La savane secondaire
Vign_bismarka_nobilis_2_
    La savane secondaire ici dans la région de l'Isalo est dominée par le remarquable palmier Bismarckia nobilis comme c'est le cas aussi entre Befotaka et Antsohily.
La région Sud
Vign_euphorbia_stenoclada_var_famata_6158
    L'extrême Sud de l'ïle est la région des fourrés épineux qui abritent de nombreuses espèces endémiques, dont les euphorbiacées, adaptées à l'aridité avec un port pachycaule (Pied court et obèse, en forme de pied d'éléphant), un feuillage réduit et des branches épineuses, comme ici aux environs d'Ifaty au Nord de Toliara. Le fourré est principalement constitué de ce remarquable épineux Euphorbia stenoclada var famata endémique de cette belle région sèche du Sud.
Les pachypodiums
Vign_pachypodium_rosulatum_var_gracilis_5745

    Sur le massif calcaire de la région d'Ambalavao, les seuls végétaux capables de résister à la chaleur et la sécheresse, ainsi qu'au manque de nourriture (humus), sont pour beaucoup des pachypodium, comme ici le remarquable Pachypodium rosulatum var gracilis. Un peu à la manière des cactus, cette espèce stocke l'eau dans son pied court et obèse, tandis que ses feuilles sont extrêmement petites, afin de ne pas offrir une trop grande surface au soleil pour ne pas dessécher.

Les forêts galeries
Vign_img_4975

    Dans quelques endroits de l'Ouest et du Sud de Madagascar, de nombreuses rivières permanentes ou saisonnières sont bordées de forêts galeries. Ces forêts sont denses et luxuriantes comme ici en bordure de la rivière Ihazoara dans la réserve de Beza Mahafaly, avec sa forêt riveraine; alors que la végétation environnante est un fourré épineux.

Les hautes terres
Vign_img_4577

    Les hautes terres du centre de Madagascar constituent prés de 40% de la surface totale de l'ïle rouge, mais dans l'ensemble elles n'habritent guère que des vestiges de forêts. La majeure partie des hautes terres du centre a été convertie en vastes zones herbeuses déchirées par de profondes ravines d'érosion nommées lavakas. Cette lavakas a été prise au Sud-Est de ANTANANARIVO (Tananarive) sur les hauts plateaux, l'eau révèle ainsi la belle couleur rouge de la latérite (du latin later = brique) qui a donné son nom à l'ïle.

Les baobabs
Vign_baobab_adansonia_grandidieri_7233

    Adansonia grandidieri

C'est une des six espèces de baobabs endemiques de Madagascar, certainement le plus connu des baobabs malgaches et pour beaucoup de gens, le plus beau des baobabs. C'est une pure merveille. Souvent représenté sur les couvertures des livres traitant de Madagascar. On les trouve prés de Morombe et Morondava dans l'ouest de Madagascar.

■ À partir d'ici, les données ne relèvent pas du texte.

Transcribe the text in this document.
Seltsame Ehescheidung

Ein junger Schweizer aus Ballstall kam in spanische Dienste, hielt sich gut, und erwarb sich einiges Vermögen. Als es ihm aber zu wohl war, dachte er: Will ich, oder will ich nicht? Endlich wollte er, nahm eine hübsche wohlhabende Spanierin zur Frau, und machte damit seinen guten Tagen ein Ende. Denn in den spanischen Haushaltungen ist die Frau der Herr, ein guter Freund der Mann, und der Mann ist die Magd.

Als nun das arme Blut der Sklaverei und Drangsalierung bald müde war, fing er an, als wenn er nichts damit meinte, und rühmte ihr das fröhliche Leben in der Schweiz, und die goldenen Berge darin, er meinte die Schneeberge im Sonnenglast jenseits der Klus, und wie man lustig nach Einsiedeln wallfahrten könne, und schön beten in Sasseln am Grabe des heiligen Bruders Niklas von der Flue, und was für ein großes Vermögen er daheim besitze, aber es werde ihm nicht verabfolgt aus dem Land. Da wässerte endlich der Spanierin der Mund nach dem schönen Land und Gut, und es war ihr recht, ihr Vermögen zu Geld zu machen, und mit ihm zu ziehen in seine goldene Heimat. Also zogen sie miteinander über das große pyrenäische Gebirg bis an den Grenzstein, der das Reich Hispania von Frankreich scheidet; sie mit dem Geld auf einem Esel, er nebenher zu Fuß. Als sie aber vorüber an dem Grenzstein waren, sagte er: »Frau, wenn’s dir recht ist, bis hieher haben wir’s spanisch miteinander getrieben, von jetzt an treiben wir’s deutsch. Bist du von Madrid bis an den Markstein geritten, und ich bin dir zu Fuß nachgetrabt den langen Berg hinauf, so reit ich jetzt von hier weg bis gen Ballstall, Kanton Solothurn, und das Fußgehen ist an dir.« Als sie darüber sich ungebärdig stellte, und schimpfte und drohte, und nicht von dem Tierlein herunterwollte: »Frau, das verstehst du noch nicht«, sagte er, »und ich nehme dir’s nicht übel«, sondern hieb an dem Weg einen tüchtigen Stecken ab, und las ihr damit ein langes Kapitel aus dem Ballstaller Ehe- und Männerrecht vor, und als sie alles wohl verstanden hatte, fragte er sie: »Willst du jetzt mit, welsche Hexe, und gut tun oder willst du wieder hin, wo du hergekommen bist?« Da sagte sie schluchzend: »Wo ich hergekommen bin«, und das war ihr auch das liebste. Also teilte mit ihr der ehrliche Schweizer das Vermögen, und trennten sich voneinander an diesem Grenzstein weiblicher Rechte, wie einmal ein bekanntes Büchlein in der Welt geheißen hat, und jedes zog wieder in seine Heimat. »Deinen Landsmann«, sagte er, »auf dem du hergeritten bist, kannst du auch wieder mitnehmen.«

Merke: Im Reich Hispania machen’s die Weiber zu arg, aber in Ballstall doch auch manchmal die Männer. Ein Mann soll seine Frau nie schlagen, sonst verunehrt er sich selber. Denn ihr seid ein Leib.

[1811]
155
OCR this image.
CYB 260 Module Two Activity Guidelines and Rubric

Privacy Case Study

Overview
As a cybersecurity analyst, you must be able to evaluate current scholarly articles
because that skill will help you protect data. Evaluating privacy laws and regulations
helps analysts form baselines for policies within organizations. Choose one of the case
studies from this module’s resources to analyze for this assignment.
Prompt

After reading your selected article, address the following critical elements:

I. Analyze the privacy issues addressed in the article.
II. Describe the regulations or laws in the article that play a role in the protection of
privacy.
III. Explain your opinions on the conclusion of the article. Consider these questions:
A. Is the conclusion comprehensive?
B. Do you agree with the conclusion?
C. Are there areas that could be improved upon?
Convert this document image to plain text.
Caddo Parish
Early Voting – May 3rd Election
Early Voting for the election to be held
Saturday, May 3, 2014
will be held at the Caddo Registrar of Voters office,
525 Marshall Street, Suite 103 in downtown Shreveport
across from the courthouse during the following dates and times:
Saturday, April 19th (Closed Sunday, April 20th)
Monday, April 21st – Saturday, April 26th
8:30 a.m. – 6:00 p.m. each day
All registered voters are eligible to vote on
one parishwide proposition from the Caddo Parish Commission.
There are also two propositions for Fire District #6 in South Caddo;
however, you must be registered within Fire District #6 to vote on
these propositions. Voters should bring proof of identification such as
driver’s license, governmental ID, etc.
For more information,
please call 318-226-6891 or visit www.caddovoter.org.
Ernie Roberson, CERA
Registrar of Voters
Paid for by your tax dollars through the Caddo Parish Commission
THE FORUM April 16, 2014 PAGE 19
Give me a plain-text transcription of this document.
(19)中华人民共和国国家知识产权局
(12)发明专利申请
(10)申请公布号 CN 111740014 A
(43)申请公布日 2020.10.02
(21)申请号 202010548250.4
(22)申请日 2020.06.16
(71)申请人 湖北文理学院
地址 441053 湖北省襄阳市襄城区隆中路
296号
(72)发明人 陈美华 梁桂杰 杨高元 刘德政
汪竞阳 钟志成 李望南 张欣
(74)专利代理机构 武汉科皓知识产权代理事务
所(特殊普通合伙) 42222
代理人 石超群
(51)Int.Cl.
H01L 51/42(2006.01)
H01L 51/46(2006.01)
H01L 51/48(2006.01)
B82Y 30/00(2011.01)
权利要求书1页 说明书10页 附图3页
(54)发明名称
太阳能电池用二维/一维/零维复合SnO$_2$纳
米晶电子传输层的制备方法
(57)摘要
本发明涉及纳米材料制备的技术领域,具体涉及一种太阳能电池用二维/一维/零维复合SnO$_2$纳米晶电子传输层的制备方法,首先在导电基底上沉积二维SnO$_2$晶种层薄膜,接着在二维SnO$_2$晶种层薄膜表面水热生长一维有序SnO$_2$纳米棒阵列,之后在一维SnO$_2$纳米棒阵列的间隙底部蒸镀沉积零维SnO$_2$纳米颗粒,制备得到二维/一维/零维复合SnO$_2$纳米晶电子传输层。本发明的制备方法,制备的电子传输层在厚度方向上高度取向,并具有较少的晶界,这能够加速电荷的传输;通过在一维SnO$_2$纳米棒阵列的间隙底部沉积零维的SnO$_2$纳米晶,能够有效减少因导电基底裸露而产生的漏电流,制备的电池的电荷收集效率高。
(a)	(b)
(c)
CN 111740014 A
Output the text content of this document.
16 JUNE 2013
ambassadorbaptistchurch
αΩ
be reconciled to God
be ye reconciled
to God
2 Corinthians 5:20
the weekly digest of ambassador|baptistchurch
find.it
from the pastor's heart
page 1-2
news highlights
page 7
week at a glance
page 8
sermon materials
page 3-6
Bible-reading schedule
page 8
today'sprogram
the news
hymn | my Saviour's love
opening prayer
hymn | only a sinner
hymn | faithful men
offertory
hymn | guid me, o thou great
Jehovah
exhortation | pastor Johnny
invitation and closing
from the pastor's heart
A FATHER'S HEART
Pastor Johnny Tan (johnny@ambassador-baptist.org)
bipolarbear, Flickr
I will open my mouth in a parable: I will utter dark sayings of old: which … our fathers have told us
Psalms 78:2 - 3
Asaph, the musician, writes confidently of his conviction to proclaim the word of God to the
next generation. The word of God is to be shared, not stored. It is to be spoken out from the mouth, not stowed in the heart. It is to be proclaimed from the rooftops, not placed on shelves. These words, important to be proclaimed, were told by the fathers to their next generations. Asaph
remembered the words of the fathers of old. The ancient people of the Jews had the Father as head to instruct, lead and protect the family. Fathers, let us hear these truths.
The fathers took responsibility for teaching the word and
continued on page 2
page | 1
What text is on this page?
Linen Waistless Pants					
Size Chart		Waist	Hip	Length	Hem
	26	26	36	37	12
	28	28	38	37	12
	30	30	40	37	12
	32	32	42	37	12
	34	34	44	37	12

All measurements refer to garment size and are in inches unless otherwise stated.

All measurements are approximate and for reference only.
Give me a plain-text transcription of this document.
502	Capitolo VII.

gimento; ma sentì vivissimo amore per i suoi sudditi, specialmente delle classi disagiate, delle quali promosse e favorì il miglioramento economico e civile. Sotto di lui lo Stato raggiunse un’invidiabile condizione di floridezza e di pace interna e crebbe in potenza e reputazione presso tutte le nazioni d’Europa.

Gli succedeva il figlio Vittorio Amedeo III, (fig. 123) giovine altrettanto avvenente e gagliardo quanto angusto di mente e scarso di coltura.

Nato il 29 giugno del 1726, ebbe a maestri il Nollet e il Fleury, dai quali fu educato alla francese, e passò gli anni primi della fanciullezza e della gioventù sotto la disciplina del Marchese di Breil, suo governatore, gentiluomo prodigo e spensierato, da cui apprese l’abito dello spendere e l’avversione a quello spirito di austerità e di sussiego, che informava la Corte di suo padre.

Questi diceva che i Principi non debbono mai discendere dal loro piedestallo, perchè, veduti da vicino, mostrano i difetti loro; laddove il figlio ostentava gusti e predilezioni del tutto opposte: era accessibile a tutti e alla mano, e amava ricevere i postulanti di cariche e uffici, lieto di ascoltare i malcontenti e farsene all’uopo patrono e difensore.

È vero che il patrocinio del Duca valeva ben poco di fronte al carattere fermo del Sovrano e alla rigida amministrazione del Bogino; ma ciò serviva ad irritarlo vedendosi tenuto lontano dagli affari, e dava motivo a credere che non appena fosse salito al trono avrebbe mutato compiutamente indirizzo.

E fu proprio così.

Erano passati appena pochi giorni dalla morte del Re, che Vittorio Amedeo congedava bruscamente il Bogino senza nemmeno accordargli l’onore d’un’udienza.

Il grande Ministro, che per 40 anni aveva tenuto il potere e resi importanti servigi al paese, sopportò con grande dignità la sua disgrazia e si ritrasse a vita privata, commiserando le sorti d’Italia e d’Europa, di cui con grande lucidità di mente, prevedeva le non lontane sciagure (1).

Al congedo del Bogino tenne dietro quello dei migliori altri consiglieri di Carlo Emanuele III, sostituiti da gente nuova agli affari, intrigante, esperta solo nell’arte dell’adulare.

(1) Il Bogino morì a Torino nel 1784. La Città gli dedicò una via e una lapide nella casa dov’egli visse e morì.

Ce sont de grands arbres de plus de 25m de haut et 3m de diamètre, au tronc remarquablement cylindrique. La courone au sommet de l'arbre est applatie, les branches reparties de manière irrégulière et la plupart horizontales. L'écorce est rouge grisatre, lisse. Les fleurs sont blanches, jaunissant avec l'age. Les fruits sont presque ronds à ovoides, avec un indumentum rougeatre. Le pericarpe est peu épais et fragile.

Baobab za
Vign_baobab_milan_adansonia_za_6126

    Adansonia za

    C'est le plus répandu des baobabs de Madagascar, poussant dans le sud, l'ouest et le nord ouest. De 5 à 30m de hauteur, souvent à tronc unique, cylindrique ou légèrement conique et ondulé. Les branches primaires s'effilent souvent en montant. L'écorce est grise, les fleurs jaunes. Le fruit est ovoïde ou oblong, de 10  à 30cm, souvent de couleur noire.

Baobab de Madagascar
Vign_baobab_adansonia_digitata_6146

    Adansonia madagascariensis 

    Cette espèce se trouve dans les forêts sèches à semi sèches de la province de Majunga et aussi dans le nord.
Ce sont de petits à grands baobabs (de 5m à 20m) avec des troncs de formes très variables, de la bouteille au cylindre, avec une couronne très irrégulière. L'écorce est lisse, gris clair. Les fleurs sont rouge foncé. Les fruits plus ou moins ronds, petits (souvent 10cm de long) et larges. L'indumentum est éclairci et marron foncé. 

Fony
Vign_baobab_adansonia_rubrostipa_6157

    Adansonia rubrostipa

    C'est le plus petit des baobabs de Madagascar, souvent 4 à 5m, mais peut atteindre exceptionnellement 20m de hauteur.
Le tronc a une forme particulière de bouteille, avec une constriction visible au dessous des branches. La couronne est irrégulière. L'écorce est souvent marron rouge avec l'âge, mais grise et rugueuse sur les jeunes plants. Facilement reconnaissable dès le plus jeune âge par ses feuilles dentelées. Les fleurs sont jaune vif à orange. Les fruits ronds, avec un indumentum rougeâtre très dense.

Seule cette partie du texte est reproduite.